La notion de «droit d'ingérence», avec ses implications normatives (compétence juridique universelle, justice pénale transfrontalière...), était sur le point de se substituer au vieux principe westphalien de souveraineté nationale.
Ce que le 11-Septembre a changé est l'affaissement de ce paradigme de nouvel ordre mondial au profit de la réhabilitation des schèmes classiques du nationalisme américain, dans sa version missionnaire universelle à l'époque de Bush junior, puis dans sa version patriotique populiste sous le règne de Trump.
L'administration d'Obama et sa continuité actuelle n'ont pu assumer ce débat stratégique de grande importance.

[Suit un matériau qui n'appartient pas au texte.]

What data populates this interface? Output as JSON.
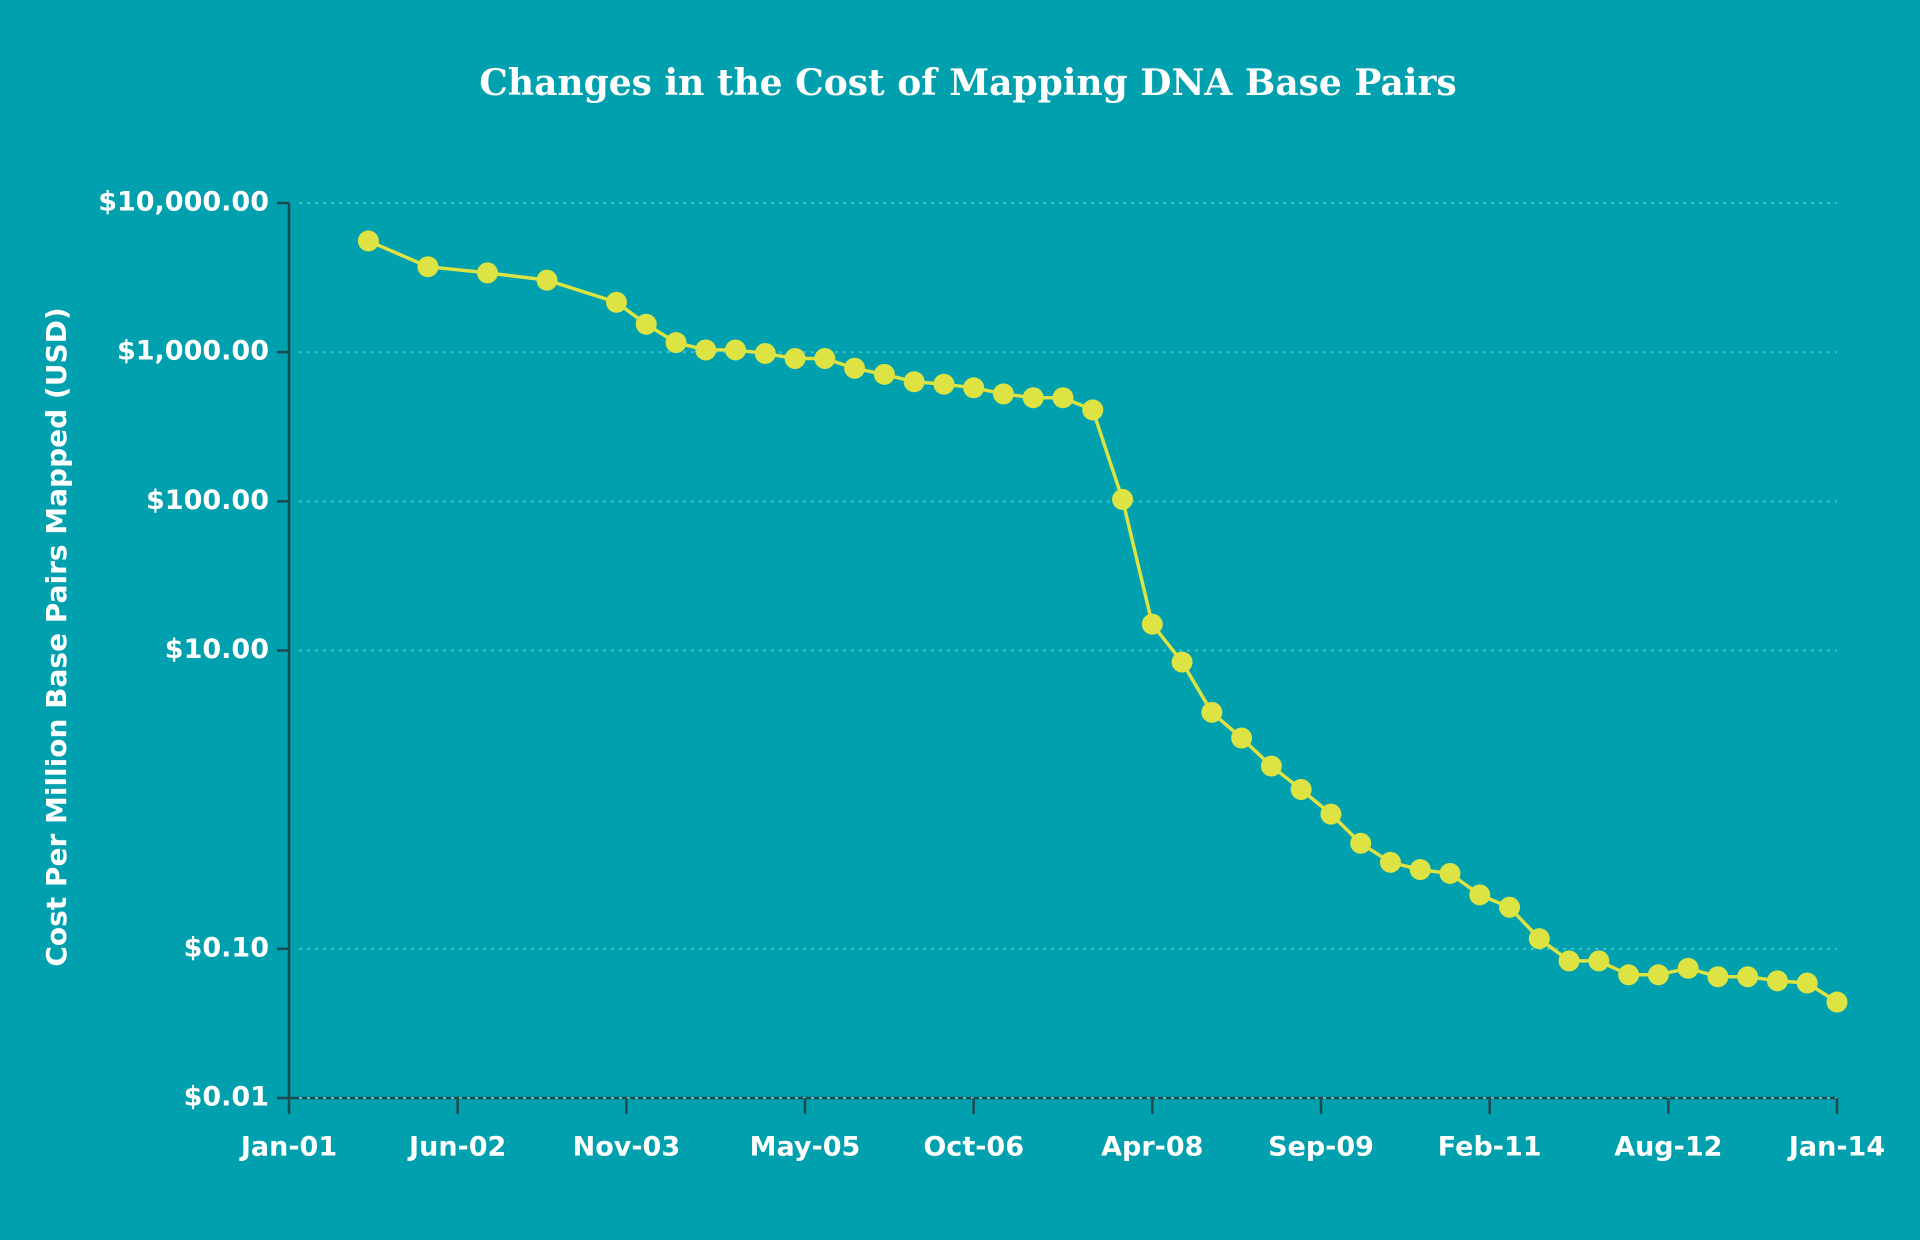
{
  "chart_data": {
    "type": "line",
    "title": "Changes in the Cost of Mapping DNA Base Pairs",
    "y_label": "Cost Per Million Base Pairs Mapped (USD)",
    "x": [
      "Sep-01",
      "Mar-02",
      "Sep-02",
      "Mar-03",
      "Oct-03",
      "Jan-04",
      "Apr-04",
      "Jul-04",
      "Oct-04",
      "Jan-05",
      "Apr-05",
      "Jul-05",
      "Oct-05",
      "Jan-06",
      "Apr-06",
      "Jul-06",
      "Oct-06",
      "Jan-07",
      "Apr-07",
      "Jul-07",
      "Oct-07",
      "Jan-08",
      "Apr-08",
      "Jul-08",
      "Oct-08",
      "Jan-09",
      "Apr-09",
      "Jul-09",
      "Oct-09",
      "Jan-10",
      "Apr-10",
      "Jul-10",
      "Oct-10",
      "Jan-11",
      "Apr-11",
      "Jul-11",
      "Oct-11",
      "Jan-12",
      "Apr-12",
      "Jul-12",
      "Oct-12",
      "Jan-13",
      "Apr-13",
      "Jul-13",
      "Oct-13",
      "Jan-14"
    ],
    "values": [
      5570,
      3740,
      3400,
      3040,
      2160,
      1540,
      1160,
      1035,
      1035,
      980,
      907,
      907,
      780,
      710,
      634,
      610,
      577,
      525,
      495,
      495,
      410,
      103,
      15.0,
      8.36,
      3.85,
      2.59,
      1.68,
      1.17,
      0.8,
      0.51,
      0.38,
      0.34,
      0.32,
      0.23,
      0.19,
      0.117,
      0.083,
      0.083,
      0.067,
      0.067,
      0.074,
      0.065,
      0.065,
      0.061,
      0.059,
      0.044
    ],
    "color": "#dde343",
    "xlim": [
      "Jan-01",
      "Jan-14"
    ],
    "xticks": [
      "Jan-01",
      "Jun-02",
      "Nov-03",
      "May-05",
      "Oct-06",
      "Apr-08",
      "Sep-09",
      "Feb-11",
      "Aug-12",
      "Jan-14"
    ],
    "ylim": [
      0.01,
      10000
    ],
    "log_scale": true,
    "yticks": [
      {
        "value": 10000,
        "label": "$10,000.00"
      },
      {
        "value": 1000,
        "label": "$1,000.00"
      },
      {
        "value": 100,
        "label": "$100.00"
      },
      {
        "value": 10,
        "label": "$10.00"
      },
      {
        "value": 0.1,
        "label": "$0.10"
      },
      {
        "value": 0.01,
        "label": "$0.01"
      }
    ],
    "grid": true
  }
}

Si l'idée du leadership américain a été sauvegardée, son élaboration conceptuelle fait toujours défaut face aux deux grandes problématiques posées aujourd'hui dans le contexte stratégique: la position à adopter vis-à-vis du dispositif d'alliance transatlantique (L'Europe, le Japon et la Corée du Sud) et le défi relatif à la montée des puissances contestataires de l'hégémonie américaine (la Chine et la Russie essentiellement).
L'héritage des deux dernières administrations républicaines, fort différentes dans leurs orientations et leurs priorités, est la volonté de se désister de l'ordre mondial façonné par les États-Unis eux-mêmes après la Seconde Guerre mondiale, sans pour autant lui en substituer un autre. Quant aux démocrates, ils sont soucieux de revenir aux bases du partenariat occidental et aux normes de l'ordre mondial libéral, mais ils sont incapables de cerner ces principes référentiels dans l'échiquier stratégique international.
Seyid Ould Bah est professeur de philosophie et sciences sociales à l’université de Nouakchott, Mauritanie, et chroniqueur dans plusieurs médias. Il est l’auteur de plusieurs livres de philosophie et pensée politique et stratégique.